Od końca sierpnia nie było już ani jednego nowego przypadku zakażenia bakterią salmonelli w przedszkolach w Rzeszowie i w powiecie rzeszowskim. Kilkanaście dni temu po raz ostatni stwierdzono 58 takich zatruć. Sanepid, mimo badań, nie znalazł źródła zatrucia. Są tylko podejrzenia, że do takiej sytuacji przyczyniła się firma cateringowa, która dostarczała żywność do tych placówek.
– Za późno nam zgłoszono przypadki zakażeń wśród dzieci – poinformował nas Wiesław Kwater, dyrektor Powiatowej Stacji Sanitarno-Epidemiologicznej w Rzeszowie. – Dlatego mimo że pobraliśmy próbki, to nie udało nam się potwierdzić co wpłynęło na rozsiewanie się salmonelli. Jednak wszystko wskazuje, że to firma cateringowa, która dostarczała posiłki, mogła doprowadzić do takiej sytuacji.
– Pobraliśmy próbki, ale firma ta dziennie rozwozi do przedszkoli i żłobków 1000 posiłków. Mogło się okazać, ze akurat te, które pobraliśmy do badania mogły być bez salmonelli. Sprawę skierowaliśmy do Prokuratury Rejonowej dla Miasta Rzeszowa i prowadzi ona postępowanie w tej sprawie – dodaje.

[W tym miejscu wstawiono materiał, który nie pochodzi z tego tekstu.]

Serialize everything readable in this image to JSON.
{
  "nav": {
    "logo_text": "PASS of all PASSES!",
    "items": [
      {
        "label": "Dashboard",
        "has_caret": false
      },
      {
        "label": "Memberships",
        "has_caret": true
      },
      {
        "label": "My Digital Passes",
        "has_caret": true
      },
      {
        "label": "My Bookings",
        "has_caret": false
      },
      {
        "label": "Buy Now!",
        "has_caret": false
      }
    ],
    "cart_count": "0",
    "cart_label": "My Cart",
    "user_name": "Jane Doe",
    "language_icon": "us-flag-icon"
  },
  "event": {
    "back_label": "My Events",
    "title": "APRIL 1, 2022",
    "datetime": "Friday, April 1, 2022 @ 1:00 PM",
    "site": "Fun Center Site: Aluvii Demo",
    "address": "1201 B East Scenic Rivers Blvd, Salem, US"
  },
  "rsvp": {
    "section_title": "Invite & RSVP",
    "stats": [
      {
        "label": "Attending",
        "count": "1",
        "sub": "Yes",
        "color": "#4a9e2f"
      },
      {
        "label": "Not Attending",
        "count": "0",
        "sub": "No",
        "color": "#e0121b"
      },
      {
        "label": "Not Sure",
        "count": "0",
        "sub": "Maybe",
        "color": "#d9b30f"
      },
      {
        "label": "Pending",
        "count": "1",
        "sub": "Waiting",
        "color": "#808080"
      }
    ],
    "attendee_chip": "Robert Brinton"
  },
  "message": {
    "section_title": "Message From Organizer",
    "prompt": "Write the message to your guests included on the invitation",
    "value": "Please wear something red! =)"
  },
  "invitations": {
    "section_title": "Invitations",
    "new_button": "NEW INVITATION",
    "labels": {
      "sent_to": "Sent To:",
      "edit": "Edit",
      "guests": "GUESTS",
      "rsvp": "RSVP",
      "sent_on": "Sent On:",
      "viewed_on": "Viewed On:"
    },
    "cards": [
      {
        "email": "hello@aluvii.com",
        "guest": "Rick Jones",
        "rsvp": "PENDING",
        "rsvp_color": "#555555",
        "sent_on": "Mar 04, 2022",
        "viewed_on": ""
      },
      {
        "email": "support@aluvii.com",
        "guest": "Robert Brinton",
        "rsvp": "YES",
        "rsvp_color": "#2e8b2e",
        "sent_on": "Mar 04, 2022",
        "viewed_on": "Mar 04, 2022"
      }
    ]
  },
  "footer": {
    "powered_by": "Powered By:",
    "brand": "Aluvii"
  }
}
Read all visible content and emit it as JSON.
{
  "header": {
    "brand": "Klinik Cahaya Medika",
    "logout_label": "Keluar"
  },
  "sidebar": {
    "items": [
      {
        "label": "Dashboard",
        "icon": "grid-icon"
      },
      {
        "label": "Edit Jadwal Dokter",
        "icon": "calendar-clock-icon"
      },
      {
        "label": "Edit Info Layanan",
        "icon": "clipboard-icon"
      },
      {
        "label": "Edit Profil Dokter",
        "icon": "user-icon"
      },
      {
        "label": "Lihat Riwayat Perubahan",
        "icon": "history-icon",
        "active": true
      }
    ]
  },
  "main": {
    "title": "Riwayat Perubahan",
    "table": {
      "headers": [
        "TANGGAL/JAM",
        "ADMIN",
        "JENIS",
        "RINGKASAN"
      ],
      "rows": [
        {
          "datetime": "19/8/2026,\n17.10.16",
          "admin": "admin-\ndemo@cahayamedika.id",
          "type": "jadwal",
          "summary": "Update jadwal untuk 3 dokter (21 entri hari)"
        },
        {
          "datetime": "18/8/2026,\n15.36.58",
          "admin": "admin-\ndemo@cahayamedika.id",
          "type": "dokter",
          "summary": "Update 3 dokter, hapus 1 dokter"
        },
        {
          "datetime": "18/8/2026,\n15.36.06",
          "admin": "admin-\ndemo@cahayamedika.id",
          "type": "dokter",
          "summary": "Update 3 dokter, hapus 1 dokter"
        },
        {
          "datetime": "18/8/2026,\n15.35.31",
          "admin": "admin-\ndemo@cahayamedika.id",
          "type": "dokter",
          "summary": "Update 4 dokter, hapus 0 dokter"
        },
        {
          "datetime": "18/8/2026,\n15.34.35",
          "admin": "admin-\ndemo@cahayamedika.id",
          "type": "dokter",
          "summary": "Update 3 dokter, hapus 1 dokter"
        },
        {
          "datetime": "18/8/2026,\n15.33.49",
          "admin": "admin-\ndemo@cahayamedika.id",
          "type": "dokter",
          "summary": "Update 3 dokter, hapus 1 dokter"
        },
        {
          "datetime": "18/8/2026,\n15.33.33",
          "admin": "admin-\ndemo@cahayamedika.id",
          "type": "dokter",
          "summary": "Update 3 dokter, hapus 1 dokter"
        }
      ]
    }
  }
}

Pierwsze przypadki salmonelli w prywatnych rzeszowskich i podrzeszowskich przedszkolach pojawiły się 27 lipca. Wówczas kilkoro dzieci zostało hospitalizowanych. Jednak dopiero 8 sierpnia rzeszowski sanepid wszczął dochodzenie sanitarno-epidemiologiczne. W sumie do sanepidu zgłoszono 133 przypadki zatrucia bakterią, jednak nie wszystkie te przypadki się potwierdziły
Na razie Prokuratura Rejonowa dla Miasta Rzeszowa rozpoczęła postępowanie w sprawie zakażeń salmonellą w placówkach oświatowych. Czy uda się ustalić, kto jest odpowiedzialny za te zakażenia?